Chambers then came back to Dunedin to sing in competitions. He won New Zealand's oldest singing prize, the ODT Aria, in 2005.
He was awarded the 2009 Royal Scottish Academy of Music and Drama international scholarship where he gained his master’s degree in opera and afterwards was a resident artist there.
‘‘It was an amazing opportunity.’’
It was also at Glyndebourne, where he met his wife to be who was working in the wig department, and sang with Dame Kiri Te Kanawa. Dame Kiri advised him to do some more study so he went to Wales where he studied with Dennis O’Neill part-time for six months.
‘‘The Sole Mio boys were studying there at the same time.’’
He then gained a place at the Berlin Opera Studio.
‘‘It’s been a bit of a ride. I’ve been lucky to get the chance to travel.’’
While he is lucky to have a job, he admits there is some uncertainty in the industry around the impact of Covid and the lockdowns on audiences’ willingness to come out for live shows.
‘‘Things change — a lot has gone online and people aren’t as interested in live performances. But there is definitely a place for it. Nothing is more exciting than a live performance and orchestra.’’

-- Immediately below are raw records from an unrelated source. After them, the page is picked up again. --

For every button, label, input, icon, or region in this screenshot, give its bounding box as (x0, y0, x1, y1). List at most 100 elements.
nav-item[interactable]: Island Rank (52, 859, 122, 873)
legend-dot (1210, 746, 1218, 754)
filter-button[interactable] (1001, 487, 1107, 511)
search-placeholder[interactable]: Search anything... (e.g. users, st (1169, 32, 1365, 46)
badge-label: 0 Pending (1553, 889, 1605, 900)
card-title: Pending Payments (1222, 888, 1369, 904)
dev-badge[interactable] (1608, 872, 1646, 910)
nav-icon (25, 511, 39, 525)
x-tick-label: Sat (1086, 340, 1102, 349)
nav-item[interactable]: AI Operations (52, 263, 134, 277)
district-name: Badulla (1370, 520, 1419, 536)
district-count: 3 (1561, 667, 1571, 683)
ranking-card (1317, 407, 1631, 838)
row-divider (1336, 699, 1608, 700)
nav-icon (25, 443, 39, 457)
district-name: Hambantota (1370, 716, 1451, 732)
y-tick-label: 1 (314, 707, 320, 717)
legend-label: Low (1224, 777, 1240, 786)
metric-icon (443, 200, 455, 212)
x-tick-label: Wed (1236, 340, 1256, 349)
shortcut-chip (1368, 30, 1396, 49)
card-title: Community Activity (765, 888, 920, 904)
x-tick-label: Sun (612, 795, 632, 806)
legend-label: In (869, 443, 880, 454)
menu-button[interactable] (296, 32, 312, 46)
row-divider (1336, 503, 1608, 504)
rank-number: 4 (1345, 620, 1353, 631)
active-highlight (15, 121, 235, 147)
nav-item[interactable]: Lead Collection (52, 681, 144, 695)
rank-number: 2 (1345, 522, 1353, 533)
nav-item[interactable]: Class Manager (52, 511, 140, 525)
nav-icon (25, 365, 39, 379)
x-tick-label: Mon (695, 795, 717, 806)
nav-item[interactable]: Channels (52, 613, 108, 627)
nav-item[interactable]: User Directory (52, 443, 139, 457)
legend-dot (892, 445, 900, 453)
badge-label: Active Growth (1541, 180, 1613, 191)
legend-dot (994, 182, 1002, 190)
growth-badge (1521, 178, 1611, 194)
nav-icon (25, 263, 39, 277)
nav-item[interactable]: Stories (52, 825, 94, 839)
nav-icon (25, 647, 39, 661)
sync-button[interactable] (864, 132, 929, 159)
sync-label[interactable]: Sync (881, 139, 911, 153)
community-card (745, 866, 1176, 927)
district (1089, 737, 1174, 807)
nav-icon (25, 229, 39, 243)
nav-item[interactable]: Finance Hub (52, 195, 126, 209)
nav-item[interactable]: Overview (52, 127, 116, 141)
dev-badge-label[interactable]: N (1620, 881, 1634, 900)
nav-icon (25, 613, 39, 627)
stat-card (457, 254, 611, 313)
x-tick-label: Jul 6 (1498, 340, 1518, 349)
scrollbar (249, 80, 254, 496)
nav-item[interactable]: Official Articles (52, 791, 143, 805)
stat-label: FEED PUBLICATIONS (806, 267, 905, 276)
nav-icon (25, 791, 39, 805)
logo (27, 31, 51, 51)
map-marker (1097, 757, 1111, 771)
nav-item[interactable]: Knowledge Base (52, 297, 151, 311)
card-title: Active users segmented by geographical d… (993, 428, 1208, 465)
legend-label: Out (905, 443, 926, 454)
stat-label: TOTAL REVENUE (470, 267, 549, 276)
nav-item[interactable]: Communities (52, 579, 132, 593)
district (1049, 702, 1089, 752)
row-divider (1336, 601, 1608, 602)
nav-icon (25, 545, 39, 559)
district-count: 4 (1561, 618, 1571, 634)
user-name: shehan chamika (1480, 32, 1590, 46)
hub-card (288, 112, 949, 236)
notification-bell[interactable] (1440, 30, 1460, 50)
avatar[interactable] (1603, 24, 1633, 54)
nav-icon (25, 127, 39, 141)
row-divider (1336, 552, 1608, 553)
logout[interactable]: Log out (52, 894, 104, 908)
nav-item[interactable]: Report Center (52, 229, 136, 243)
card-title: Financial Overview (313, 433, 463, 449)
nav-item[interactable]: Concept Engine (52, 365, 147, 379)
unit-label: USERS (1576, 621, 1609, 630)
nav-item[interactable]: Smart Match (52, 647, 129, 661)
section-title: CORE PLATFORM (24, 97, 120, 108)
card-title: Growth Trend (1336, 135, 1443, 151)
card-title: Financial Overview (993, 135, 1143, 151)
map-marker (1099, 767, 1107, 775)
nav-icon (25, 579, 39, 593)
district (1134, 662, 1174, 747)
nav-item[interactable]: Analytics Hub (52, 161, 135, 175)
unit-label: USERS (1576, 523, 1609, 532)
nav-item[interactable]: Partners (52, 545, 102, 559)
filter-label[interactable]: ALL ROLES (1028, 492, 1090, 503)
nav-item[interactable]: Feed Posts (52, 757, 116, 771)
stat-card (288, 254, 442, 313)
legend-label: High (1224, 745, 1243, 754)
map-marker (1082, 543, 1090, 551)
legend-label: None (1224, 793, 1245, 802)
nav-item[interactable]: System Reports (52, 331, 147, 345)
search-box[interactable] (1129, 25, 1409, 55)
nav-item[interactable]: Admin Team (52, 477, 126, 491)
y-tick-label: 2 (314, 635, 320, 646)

His last ‘‘normal’’ live performance was on Halloween last year which sold out but another showing June this year with Covid restrictions was not as popular.
Yet it is not all doom and gloom as in England now that restrictions have eased there appears to be a hunger for live and cultural performances again, he says.
‘‘I’m looking forward to it bouncing back in Germany too.’’
"Opera Otago covered Stephen Chambers' financial cost of both the travel and MIQ through the contribution of a generous private donor. Opera Otago is disappointed that they have had to postpone Die Fledermaus and look forward to rescheduling in 2022."
- Opera Otago’s production of Die Fledermaus has been postponed until 2022.